Qualifying taxpayers may also want to consider making a direct transfer from a traditional IRA to a charity now, instead of having a cash bequest made from their estate. As beneficiaries will be taxed on monies received from an inherited traditional IRA, by making the contributions as a direct transfer now one will:

READ: What federal income tax form do I use to deduct charitable donations?

  • Reduce the tax cost to the beneficiaries of their inheritance.
  • Reduce the balance in the traditional IRA, which will in turn reduce subsequent taxable required minimum distributions.
  • Get the money to the charity sooner.
  • Enjoy the appreciation of the charity during one’s lifetime.
  • See how the contribution is put to use.
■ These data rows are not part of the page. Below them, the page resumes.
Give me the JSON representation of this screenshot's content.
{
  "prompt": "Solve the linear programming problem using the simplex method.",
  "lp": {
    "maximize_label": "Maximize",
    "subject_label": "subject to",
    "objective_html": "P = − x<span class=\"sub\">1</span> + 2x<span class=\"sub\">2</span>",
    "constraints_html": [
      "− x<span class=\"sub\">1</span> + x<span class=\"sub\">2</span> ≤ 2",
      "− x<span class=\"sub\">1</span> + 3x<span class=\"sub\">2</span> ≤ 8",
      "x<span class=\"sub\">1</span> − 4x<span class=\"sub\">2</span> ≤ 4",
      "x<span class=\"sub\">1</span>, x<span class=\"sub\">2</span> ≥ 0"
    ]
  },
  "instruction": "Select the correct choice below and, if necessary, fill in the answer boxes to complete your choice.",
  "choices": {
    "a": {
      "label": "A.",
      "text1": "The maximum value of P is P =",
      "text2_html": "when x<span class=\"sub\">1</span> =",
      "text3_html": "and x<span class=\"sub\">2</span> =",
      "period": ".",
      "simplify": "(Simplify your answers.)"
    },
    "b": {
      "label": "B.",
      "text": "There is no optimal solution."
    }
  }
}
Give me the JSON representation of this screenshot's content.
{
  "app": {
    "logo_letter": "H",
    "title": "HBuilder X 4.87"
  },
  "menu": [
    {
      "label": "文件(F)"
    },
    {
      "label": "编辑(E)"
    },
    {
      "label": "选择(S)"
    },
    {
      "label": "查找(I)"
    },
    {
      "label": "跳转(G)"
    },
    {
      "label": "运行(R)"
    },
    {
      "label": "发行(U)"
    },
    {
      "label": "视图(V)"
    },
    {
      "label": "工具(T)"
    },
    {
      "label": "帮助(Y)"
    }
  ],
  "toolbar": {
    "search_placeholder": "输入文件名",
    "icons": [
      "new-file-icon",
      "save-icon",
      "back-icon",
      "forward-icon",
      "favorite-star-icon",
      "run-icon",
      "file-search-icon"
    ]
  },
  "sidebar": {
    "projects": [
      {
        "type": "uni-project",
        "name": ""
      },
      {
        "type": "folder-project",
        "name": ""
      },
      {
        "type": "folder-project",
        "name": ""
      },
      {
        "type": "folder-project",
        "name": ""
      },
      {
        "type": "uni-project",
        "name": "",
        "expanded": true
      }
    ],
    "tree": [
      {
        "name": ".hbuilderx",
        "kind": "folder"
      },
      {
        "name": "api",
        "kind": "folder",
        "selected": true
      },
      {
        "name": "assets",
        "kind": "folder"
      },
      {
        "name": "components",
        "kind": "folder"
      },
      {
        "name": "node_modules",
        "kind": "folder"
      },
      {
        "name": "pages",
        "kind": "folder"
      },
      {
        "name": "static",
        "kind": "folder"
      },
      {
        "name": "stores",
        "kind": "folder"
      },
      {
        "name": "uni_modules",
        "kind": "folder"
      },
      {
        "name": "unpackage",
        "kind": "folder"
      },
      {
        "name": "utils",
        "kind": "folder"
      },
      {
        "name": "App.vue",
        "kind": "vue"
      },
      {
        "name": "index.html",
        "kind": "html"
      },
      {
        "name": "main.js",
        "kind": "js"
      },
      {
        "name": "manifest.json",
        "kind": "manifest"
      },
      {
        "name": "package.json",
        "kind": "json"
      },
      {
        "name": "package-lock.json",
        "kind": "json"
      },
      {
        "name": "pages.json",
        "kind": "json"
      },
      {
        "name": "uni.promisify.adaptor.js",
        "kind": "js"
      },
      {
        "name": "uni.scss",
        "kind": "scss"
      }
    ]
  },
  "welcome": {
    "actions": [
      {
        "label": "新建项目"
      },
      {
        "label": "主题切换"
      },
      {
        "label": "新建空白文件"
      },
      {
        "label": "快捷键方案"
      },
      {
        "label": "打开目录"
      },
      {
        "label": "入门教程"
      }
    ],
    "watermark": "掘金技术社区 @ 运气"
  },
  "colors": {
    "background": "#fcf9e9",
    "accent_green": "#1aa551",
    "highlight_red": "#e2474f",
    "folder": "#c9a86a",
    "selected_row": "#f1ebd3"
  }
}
This technique can also be used by higher-income taxpayers to reduce or eliminate the new 3.8% Medicare surtax. If a married couple has $175,000 of earned income and $75,000 of investment income this year and must take a $50,000 RMD from their IRA, $50,000 will be subject to the new surtax. But if that couple elects to distribute the $50,000 IRA RMD directly to a charity, no income will be subject to the Medicare surtax. The couple will save $1,900!

Because the extension for tax year 2012 was not extended until January, the Act permits two special options. You can choose to treat an IRA distribution received in December as a tax-free transfer to a charity and not reportable on your 2012 Form 1040, if the money is transferred to a charity before Feb. 1. Or you can treat distributions made from an IRA to a charity in January as being made in December, allowing up to $200,000 to be transferred during this calendar year.

By the way, the direct, tax-free transfer to a charity is not available from SEPs or Simple IRAs.